Football, Sports, WVU Sports

Column: West Virginia’s defense to face toughest test next 2 games

MORGANTOWN — After the back pats, handshakes and locked-arms crooning that capped another successful Saturday, Tony Gibson transitioned from talking about TCU to bracing for Bedlam.

His West Virginia defense had asphyxiated TCU’s run game into the realm of negative integers. As in minus-7 yards, which would’ve been astounding even had Gibby placed Mike Singletary in the middle, much less a collection of no-name Mike linebackers that actually did the trick.

That the Frogs made enough hay in the air to scratch out 222 yards didn’t matter much, because it still represented their puniest total offense output since 2013. It was complete domination, from David Long doing what he’s done for three years to young Dante Stills finally doing what the recruiting analysts suggested he might.

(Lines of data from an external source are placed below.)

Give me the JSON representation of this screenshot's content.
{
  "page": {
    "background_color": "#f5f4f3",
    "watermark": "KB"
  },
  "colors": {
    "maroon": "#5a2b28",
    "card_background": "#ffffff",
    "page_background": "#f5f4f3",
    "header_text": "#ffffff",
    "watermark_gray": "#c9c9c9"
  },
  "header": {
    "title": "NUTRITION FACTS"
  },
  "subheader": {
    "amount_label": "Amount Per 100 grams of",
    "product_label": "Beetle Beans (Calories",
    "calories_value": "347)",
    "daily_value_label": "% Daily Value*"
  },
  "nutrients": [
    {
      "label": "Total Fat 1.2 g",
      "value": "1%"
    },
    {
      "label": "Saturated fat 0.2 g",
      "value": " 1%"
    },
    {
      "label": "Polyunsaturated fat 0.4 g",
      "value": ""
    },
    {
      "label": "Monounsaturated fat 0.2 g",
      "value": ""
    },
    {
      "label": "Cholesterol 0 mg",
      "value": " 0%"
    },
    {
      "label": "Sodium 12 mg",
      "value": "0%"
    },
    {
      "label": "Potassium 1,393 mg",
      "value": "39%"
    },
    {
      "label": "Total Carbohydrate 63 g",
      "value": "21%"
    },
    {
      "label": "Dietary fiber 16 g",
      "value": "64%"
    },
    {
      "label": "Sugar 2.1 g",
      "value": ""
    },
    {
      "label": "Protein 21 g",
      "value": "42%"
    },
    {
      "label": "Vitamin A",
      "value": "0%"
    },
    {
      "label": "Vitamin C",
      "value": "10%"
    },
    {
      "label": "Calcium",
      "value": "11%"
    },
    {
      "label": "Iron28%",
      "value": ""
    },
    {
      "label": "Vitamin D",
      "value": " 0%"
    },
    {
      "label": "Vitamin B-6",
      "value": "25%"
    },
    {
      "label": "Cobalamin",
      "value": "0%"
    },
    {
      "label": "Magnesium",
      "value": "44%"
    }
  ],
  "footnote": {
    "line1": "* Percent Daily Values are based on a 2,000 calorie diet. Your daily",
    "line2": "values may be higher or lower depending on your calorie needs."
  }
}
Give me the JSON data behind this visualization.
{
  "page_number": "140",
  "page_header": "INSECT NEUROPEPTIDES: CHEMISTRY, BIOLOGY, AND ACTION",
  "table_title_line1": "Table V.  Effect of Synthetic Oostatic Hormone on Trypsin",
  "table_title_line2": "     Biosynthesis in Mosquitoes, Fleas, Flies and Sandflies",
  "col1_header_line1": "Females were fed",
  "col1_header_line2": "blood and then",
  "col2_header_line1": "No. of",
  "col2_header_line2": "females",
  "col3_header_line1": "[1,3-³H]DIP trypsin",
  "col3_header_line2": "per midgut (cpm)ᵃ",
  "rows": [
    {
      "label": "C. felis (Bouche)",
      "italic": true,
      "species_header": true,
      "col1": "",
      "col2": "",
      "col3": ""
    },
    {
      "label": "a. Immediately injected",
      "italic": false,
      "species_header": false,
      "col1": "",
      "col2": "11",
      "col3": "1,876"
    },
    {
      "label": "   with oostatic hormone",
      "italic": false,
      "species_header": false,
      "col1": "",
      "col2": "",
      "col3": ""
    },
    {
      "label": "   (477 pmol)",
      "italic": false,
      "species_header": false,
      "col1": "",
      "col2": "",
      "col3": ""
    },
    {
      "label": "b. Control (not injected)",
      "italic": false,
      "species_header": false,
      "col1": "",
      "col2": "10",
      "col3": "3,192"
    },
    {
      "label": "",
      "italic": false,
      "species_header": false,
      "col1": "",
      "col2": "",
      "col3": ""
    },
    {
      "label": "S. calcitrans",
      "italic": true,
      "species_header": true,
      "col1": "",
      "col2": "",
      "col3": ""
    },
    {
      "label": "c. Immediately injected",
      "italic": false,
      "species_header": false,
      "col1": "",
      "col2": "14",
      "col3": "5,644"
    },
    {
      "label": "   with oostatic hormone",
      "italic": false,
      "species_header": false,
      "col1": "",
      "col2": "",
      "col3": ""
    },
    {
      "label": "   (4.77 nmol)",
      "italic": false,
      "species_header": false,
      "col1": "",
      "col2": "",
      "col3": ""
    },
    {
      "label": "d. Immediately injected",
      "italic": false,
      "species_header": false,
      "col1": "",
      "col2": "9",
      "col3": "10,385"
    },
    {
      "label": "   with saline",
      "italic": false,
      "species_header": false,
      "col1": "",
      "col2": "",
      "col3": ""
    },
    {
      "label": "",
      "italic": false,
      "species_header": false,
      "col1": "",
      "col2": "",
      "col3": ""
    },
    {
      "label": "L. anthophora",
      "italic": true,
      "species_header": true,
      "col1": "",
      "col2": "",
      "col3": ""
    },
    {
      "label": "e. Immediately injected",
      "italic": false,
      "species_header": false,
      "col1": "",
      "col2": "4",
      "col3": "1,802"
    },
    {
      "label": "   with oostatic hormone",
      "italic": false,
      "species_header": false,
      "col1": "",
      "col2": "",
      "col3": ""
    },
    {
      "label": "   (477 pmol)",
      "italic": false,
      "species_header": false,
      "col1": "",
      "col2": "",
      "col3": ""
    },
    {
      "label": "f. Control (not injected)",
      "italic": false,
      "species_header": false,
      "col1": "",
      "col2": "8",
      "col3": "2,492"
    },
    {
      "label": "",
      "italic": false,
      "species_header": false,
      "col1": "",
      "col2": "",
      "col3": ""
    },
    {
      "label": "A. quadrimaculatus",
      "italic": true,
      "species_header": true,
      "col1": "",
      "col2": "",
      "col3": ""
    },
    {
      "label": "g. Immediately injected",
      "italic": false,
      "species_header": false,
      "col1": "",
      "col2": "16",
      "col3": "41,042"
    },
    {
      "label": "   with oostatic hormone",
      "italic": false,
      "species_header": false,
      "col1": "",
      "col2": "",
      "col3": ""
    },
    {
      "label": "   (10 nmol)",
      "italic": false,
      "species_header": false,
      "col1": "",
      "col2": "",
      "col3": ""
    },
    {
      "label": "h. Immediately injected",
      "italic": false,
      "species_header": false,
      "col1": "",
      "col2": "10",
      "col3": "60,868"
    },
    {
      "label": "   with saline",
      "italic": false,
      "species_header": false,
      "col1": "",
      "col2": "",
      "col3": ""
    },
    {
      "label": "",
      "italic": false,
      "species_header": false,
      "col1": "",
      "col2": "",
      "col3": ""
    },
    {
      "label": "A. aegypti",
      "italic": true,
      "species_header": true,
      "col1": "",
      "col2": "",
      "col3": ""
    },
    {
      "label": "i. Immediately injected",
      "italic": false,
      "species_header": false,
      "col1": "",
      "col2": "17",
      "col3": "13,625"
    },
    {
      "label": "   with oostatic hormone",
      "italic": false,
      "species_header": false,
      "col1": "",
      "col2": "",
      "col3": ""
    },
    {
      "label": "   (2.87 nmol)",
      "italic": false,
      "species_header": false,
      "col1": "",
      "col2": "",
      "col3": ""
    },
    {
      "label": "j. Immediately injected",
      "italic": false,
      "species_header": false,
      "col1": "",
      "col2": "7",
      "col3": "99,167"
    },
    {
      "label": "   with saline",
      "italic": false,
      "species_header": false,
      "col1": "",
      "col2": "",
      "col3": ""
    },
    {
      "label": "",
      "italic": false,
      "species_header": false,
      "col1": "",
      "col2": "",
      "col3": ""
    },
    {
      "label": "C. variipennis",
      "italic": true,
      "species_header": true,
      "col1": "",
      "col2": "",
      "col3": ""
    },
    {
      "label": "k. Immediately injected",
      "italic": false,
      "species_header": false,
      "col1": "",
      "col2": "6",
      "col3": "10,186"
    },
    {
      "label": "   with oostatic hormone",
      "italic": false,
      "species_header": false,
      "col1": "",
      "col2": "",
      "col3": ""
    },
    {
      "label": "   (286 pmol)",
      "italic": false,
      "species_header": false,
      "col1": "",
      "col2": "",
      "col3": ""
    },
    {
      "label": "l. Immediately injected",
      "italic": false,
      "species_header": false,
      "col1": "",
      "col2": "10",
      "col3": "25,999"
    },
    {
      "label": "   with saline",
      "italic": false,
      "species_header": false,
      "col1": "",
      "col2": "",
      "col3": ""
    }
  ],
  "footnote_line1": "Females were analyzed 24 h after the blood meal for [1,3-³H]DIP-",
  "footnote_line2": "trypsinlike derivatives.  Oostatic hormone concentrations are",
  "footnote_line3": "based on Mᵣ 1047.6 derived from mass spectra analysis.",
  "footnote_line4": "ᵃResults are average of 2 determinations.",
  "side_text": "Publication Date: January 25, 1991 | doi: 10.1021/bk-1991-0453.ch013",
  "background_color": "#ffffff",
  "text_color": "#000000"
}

TCU had nine possessions that generated 8 yards or fewer, which afforded no chance of keeping this game competitive.

Dana Holgorsen, steering an 8-1 team, sounded like a head coach grateful to finally sync up a terrific offense with a steady defense in the same season. “I’ve said this a hundred times: Tony Gibson has arguably done as good of a job as any defensive coordinator in college football.”

Inarguably, Gibson will earn every cent of his $900,000 salary if his unit stands its ground over the two weeks.

He departed the postgame media room in time to flip on the Oklahoma-Oklahoma State game, noticing the Sooners had compiled 453 yards … by halftime.

OU entered Saturday scoring 49 points per game, and by the hair of their Sooner hides, they made 48 stand up against the Pokes. Turns out, not everybody can convert 2-pointers under pressure.

Oklahoma continues to play with lethal precision offensively. Kyler Murray stands in the on-deck circle should Tua Tagovailoa’s Heisman campaign stall for even a moment. And as dangerous as TCU’s Jalen Reagor looked this week, Murray has a couple Reagors to target. Plus, Murray operates behind an offensive line superior to any WVU has faced since, well, last year’s Oklahoma game.

Before the Sooners visit on Black Friday, however, Gibson’s defense must face Taylor Cornelius, who lit up OU for 501 passing yards. And Cornelius did so without the ability to lean on Justice Hill in the second half. (If only he had that 2-point throw to do over. Are we sure Tom Herman didn’t phone in a timeout before Cornelius threw that one into the turf?)

The Cowboys lost despite putting up 640 yards. Whatever psychological hangover derives from the near-miss in Norman, you’d expect OSU to be emotionally engaged when a top-10 team comes calling next week in Stillwater.

“We knew about the schedule in November,” Gibson said. “We’ve prepared and built ourselves up to be able to stop these kind of offenses. We’re going to get tested the next few weeks.”

And of Oklahoma State in particular?

“They came here and embarrassed us last year,” Gibson said, “so we have redemption on our mind and we have to get it right.”

Yup, the Pokes hung 50 in Morgantown a year ago. Who knows, maybe it will take West Virginia hanging 50 this time around to win amongst the Pad People. Gibson doesn’t rule out any scenario in the frantic Big 12.

What we know after nine games, though, is that West Virginia’s defense isn’t the pushover most people anticipated.

JoVanni Stewart, who by all measurements has no business playing linebacker for a Power 5 program, has started eight straight games there out of necessity. When advised of that ridiculous minus-7 rushing stat by TCU, Stewart called it a reward for the man who believes most in the outsized effort of undersized players.

“Hopefully Coach Gibby sleeps pretty well tonight,” he said.

The Dalai Lama said “Sleep is the best meditation,” and it will be for Gibson. Because upon waking up, there’s film study from Bedlam.